When you release an application via Blue-Green deployment strategy you gradually shift traffic as tests succeed and your observability (Cloudwatch alarms, etc.) does not indicate any problems. You can do that via Containers (ECS/EKS/AKS/GKE) or AWS Lambda/Azure Functions/Google Cloud Functions and traffic shifting can be done with the help of DNS solutions (Route53/Azure DNS/Google Cloud DNS), Load balancing solutions (AWS Elastic Load Balancer/Azure Load Balancer/Cloud Load Balancing). Simplistically, take your current (blue) deployment and create a full stack (green) and use either DNS or load balancers to slice out a traffic section and test the “green” stack. This is all happening in production, by the way. Once everything looks good, direct all the traffic to green and decommission the “blue”. This helps maintain operational resilience and, therefore, this is a popular deployment strategy.
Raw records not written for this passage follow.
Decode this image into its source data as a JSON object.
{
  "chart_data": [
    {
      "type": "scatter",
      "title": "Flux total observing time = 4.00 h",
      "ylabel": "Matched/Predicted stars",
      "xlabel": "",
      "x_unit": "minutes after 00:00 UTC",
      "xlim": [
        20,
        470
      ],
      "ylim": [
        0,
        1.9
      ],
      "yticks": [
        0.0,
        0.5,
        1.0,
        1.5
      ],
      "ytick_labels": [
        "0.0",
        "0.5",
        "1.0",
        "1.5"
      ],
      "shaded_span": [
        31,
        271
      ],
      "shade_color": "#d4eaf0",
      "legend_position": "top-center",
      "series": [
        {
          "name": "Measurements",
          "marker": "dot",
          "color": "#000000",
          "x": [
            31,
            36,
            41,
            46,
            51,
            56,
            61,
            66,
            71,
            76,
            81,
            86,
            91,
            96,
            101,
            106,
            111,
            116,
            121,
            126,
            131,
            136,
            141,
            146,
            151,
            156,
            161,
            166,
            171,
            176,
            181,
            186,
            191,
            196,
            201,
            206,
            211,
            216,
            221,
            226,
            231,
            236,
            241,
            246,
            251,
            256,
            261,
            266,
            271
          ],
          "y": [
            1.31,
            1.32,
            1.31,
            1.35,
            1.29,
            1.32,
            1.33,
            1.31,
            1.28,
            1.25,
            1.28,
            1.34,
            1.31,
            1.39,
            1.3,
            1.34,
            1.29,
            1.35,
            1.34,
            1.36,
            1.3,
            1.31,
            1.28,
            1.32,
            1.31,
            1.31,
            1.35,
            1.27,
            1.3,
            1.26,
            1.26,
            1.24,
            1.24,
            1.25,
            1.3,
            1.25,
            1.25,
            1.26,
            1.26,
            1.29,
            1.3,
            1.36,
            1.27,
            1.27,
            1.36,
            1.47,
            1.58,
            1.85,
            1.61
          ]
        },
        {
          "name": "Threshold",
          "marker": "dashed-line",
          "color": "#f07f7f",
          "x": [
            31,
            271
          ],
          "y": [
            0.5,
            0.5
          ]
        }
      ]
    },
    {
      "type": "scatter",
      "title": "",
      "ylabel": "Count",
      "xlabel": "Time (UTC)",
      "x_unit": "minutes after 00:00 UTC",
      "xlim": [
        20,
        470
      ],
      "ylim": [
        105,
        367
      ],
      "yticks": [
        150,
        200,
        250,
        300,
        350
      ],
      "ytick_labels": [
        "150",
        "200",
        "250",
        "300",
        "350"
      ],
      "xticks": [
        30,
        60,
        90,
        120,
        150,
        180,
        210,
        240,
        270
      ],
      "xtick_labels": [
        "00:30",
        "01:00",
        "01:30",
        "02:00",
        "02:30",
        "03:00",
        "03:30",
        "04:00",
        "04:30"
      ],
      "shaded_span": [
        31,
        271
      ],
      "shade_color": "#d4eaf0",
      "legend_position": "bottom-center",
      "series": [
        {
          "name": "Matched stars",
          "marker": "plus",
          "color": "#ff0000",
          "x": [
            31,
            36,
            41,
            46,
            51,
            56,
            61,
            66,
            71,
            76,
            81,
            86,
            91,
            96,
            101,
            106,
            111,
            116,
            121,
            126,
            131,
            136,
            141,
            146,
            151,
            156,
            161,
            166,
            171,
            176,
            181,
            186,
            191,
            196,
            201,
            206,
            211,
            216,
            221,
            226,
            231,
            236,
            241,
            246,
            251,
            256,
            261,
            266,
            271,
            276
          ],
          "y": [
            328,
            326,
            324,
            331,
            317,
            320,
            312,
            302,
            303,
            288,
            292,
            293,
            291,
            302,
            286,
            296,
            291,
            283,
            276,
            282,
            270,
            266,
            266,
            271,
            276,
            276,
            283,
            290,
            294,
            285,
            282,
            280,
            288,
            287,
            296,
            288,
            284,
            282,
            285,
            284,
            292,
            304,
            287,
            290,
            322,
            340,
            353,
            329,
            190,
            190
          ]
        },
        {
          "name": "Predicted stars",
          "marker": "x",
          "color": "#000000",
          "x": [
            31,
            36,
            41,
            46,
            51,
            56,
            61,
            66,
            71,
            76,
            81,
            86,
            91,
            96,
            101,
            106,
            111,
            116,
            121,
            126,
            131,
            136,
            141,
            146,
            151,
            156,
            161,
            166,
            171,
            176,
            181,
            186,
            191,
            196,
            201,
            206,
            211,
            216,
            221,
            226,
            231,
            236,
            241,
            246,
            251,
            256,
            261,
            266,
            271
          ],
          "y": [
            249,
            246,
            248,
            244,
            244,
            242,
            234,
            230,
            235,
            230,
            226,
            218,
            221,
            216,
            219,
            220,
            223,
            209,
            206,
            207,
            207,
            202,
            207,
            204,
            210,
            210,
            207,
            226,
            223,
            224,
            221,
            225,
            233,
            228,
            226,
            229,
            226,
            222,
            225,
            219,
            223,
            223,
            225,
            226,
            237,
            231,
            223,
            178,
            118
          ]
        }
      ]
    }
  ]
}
AWS has solid whitepaper I recommend to review to dive in from a solution architecture standpoint if you are interested.

Security Considerations

Some critical security issues (e.g., remote code execution via Log4j, remote code execution via struts, etc.) demand immediate fixes because of their severity. If your blue-green deployments are going to take days and your tests will run over a very long period (say days) then any security fixes you make also will get fixed after a successful “green” deployment and “blue decommission” only. If during that window or prior, an attacker managed to get a foothold into the impacted “blue” environment, then even decommissioning of the “blue” becomes critical to claim the issue is fully remediated. Typically, when incident responders and security operations professionals breathe a sigh of relief is when the fix is deployed. Typically, the software engineering teams consider fix as deployed is when the “green” is fully handling all traffic (and its unrelated to the decommissioning of the “blue” environment). In this case, the incident responders need to remember its not the deployment time when the risk is truly mitigated, its mitigated after completion of cut-over to green and decommissioning of the blue. There is a subtle, yet important, difference here – and it really comes down to the use of shared vocabulary. As long as security operations and software development teams both have this shared definition of what deployment means, there are no misunderstandings.